Our stock sentiment analysis system has been working like a charm now for a little over 3 days. There was some confusion on the Yahoo News API which caused a temporary outage. But the data has moved around enough such that we can now start showing some data science on the collected data and see if we cannot make some educated choices in what we expect the stock price to do in the upcoming weeks.
The Ticker News Sentiment Analysis System (TNSAS we’ll call it) has gone through quite a transformation lately. Not only have we taken advantage of our containerization to scale the tone analysis service independently from the content scraper service, but we have also taken advantage of Redis based caching to reduce the total number of calls sent to IBM Watson to an absolute minimum as well as providing a log of all scraped documents and their related analysis.

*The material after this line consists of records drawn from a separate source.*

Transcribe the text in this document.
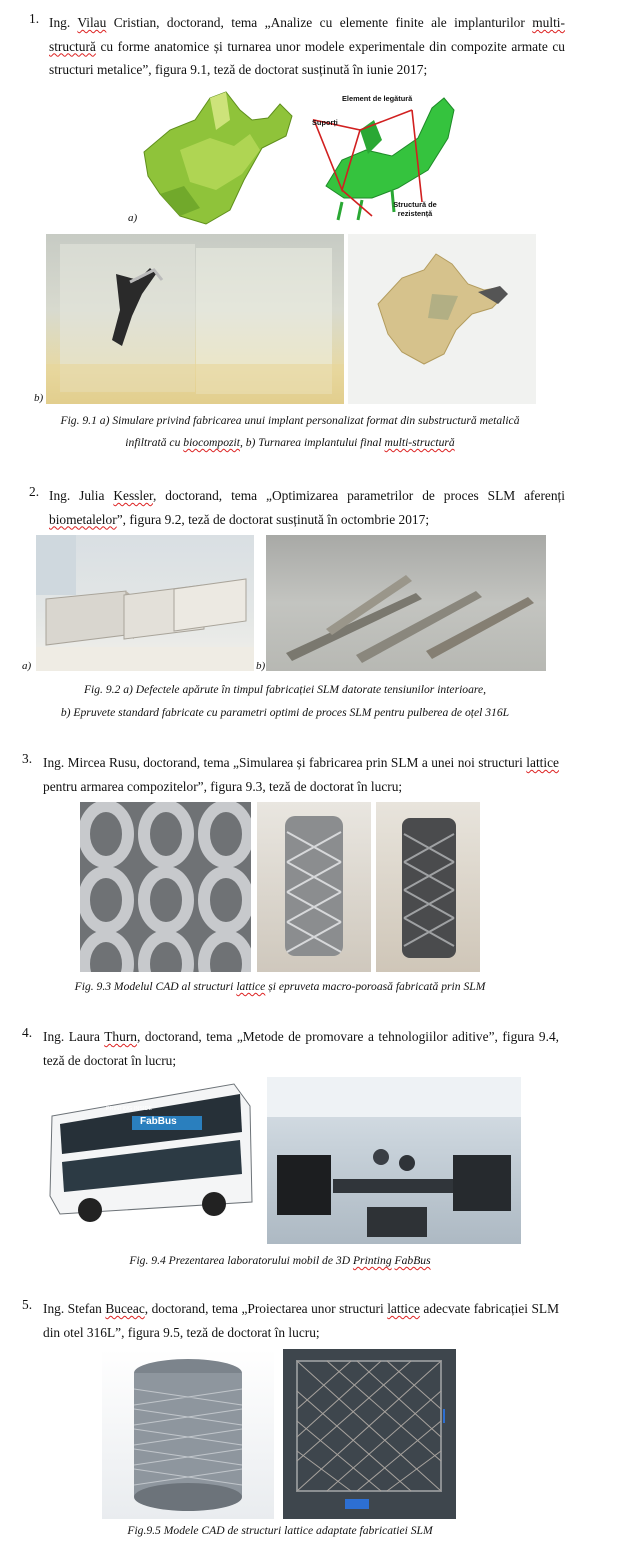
1. Ing. Vilau Cristian, doctorand, tema „Analize cu elemente finite ale implanturilor multi-structură cu forme anatomice și turnarea unor modele experimentale din compozite armate cu structuri metalice”, figura 9.1, teză de doctorat susținută în iunie 2017;
a)
Element de legătură
Suporți
Structură de rezistență
b)
Fig. 9.1 a) Simulare privind fabricarea unui implant personalizat format din substructură metalică
infiltrată cu biocompozit, b) Turnarea implantului final multi-structură
2. Ing. Julia Kessler, doctorand, tema „Optimizarea parametrilor de proces SLM aferenți biometalelor”, figura 9.2, teză de doctorat susținută în octombrie 2017;
a)	b)
Fig. 9.2 a) Defectele apărute în timpul fabricației SLM datorate tensiunilor interioare,
b) Epruvete standard fabricate cu parametri optimi de proces SLM pentru pulberea de oțel 316L
3. Ing. Mircea Rusu, doctorand, tema „Simularea și fabricarea prin SLM a unei noi structuri lattice pentru armarea compozitelor”, figura 9.3, teză de doctorat în lucru;
Fig. 9.3 Modelul CAD al structuri lattice și epruveta macro-poroasă fabricată prin SLM
4. Ing. Laura Thurn, doctorand, tema „Metode de promovare a tehnologiilor aditive”, figura 9.4, teză de doctorat în lucru;
FabBus
PRINTING INSIDE
Fig. 9.4 Prezentarea laboratorului mobil de 3D Printing FabBus
5. Ing. Stefan Buceac, doctorand, tema „Proiectarea unor structuri lattice adecvate fabricației SLM din otel 316L”, figura 9.5, teză de doctorat în lucru;
Fig.9.5 Modele CAD de structuri lattice adaptate fabricatiei SLM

We report this data via the console and copy and paste to a spreadsheet for tracking over time. This is not ideal and require significant manual data collection over an extended period time to get data at a resolution small enough to enable something approaching a real time system. We need a solution that can stand up and collect data consistently and then report it per ticker.
Just a quick note that with the latest caching and multithreading improvements we have added a whole slew of tickers – not blue chips but less tumultuous ETFs and penny stocks – to the tracking spreadsheet.
Developing microservices for pleasure and profit works when it doesn’t cost anything to do so. After our last month of developing a tone analysis system using IBM Watson on BlueMix, I tallied up quite a few queries and as a result got a bill from BlueMix for a whole 9 cents.
Problem – Tone Analysis is Too Slow
Currently we fetch a list of the latest 20 news stories for a stock ticker and then iterate through the list sequentially scraping the content and then submitting that scrape to the IBM Watson tone analysis service. As a result we have a time of O(n) to process a list of URLS.